Что и говорить, спиннинги были замечательные: черные, лакированные удилища длинные-предлинные — так и хотелось поскорее забросить их в воду; катушки небольшие и легкие, приятного нежно-голубого цвета. А блесна! Ну точно золотая рыбка, а под ней хитро вмонтированы стальные крючки. На такую блесну кинется щука, не меньше, да и сам ты, увидев в воде такую золотую рыбку, непременно погнался бы за ней.
— Пошли, Бен, забросим, — нетерпеливо сказал Кадуха. — А вы, братва, караульте. Если что — свистните…
Вадька с Беном, вооружившись спиннингами, побрели, увязая по щиколотку в песке. А у палатки остались сидеть сразу же скисшие Панченко и Зинчук. Проводили они взглядами свое начальство, увидели, как Вадька размахнулся и забросил серебристую нитку далеко в воду. Бен что-то завозился, попытался забросить, но не получилось — наверно, запуталась леска…
А речка гудела, растревоженная катерами, с высокого правого берега уже ложились на воду длинные вечерние тени. Странно: если днем Кадуха все время тревожно озирался и всячески проявлял беспокойство, то с приближением сумерек он становился все бодрее и веселее. Мрак, безлюдье, тайный ночлег в глухом необитаемом месте вполне устраивали его: темнота — своя тетка, не выдаст. Однако перспектива остаться на ночь тут, в этой никому не ведомой глуши, не особенно улыбалась другим сынам Лукьяновки — Зинчуку и Панченко.
Днем в компании они веселились. А сейчас уныло сидели вдвоем возле палатки — и то ли разморило их на жаре, то ли тревога постучала в сердце (домой!), но Костя и Родька вдруг примолкли, перестали обсыпать друг друга песком (им даже говорить расхотелось) и только украдкой поглядывали на противоположный, высокий берег Днепра, где в голубоватой вечерней дымке можно было различить (или представить себе) силуэты далекого Киева. А там школа, суета, звонки: «Где Панченко?» — «Нету Панченко!» — «Где Зинчук?» — «Нету Зинчука!» Директор нажимает на кнопку, вбегает курносая курьерша Нюся, и вот уже летят на Лукьяновку директоровы депеши: одна родителям Кости, другая — родителям Родьки, а дома…
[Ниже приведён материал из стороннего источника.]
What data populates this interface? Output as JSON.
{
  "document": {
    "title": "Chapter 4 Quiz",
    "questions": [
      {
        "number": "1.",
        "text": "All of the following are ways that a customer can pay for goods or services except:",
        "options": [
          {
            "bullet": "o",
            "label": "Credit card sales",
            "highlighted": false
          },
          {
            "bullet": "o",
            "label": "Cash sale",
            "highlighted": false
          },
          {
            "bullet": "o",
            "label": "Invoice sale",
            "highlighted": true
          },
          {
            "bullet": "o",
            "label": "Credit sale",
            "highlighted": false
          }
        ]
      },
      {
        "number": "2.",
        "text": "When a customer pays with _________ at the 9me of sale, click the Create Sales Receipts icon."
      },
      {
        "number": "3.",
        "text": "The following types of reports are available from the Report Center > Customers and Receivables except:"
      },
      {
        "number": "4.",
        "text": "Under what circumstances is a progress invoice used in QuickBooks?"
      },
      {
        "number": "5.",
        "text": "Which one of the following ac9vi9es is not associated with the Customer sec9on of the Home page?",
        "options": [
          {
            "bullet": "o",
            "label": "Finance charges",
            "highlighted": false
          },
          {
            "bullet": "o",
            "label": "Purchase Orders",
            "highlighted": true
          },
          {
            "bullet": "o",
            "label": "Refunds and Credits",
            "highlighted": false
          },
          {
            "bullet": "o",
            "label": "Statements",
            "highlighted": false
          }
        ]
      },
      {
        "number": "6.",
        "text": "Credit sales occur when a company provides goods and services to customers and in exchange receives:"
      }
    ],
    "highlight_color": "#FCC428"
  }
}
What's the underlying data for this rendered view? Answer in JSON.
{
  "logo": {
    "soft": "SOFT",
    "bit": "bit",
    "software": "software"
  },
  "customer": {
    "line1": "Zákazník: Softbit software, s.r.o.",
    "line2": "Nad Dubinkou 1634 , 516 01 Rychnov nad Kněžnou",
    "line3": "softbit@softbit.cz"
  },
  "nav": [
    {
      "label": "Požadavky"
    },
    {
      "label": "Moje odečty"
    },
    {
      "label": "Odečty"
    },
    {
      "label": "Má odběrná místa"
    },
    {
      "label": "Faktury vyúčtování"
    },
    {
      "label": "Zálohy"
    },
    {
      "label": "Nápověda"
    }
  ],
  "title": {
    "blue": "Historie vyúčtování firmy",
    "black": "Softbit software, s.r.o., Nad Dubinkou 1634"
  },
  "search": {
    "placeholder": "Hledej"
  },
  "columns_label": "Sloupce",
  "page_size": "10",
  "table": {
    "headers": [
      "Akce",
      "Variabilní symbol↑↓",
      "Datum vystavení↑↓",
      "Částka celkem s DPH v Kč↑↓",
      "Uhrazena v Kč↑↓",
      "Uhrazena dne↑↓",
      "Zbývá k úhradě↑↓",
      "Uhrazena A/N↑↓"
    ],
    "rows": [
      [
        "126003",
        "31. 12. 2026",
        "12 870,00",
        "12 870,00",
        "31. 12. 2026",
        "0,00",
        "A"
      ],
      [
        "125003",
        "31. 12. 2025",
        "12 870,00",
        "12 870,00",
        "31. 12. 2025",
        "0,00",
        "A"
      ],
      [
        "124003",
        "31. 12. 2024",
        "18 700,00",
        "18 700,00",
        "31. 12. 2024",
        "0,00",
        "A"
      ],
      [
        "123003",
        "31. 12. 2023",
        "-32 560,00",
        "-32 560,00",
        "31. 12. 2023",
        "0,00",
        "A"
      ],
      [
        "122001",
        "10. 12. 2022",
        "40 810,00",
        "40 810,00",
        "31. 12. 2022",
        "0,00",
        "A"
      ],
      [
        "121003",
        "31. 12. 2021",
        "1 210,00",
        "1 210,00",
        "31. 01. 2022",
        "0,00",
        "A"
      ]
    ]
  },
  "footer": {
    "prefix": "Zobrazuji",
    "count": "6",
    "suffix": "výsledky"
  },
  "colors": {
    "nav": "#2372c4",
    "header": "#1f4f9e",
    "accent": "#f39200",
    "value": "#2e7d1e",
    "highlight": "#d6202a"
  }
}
У Роди, обгоревшего до красноты, вдруг похолодело сердце, и он, запинаясь, произнес громким шепотом:
— Слушай, Кость… А как там у тебя… дома?
— А-а! — отмахнулся Костя и перевел в сторону глаза, полные печали и раскаяния. Двойки отец ему прощал, а вот побег из дома, да еще в последние, решающие дни учебного года… Он уже давно грозился: ох, доиграешься ты у меня — шкуру спущу! Видать, теперь-то и настал этот момент. Спустит! Если не шкуру, то штаны уж точно. На сто процентов!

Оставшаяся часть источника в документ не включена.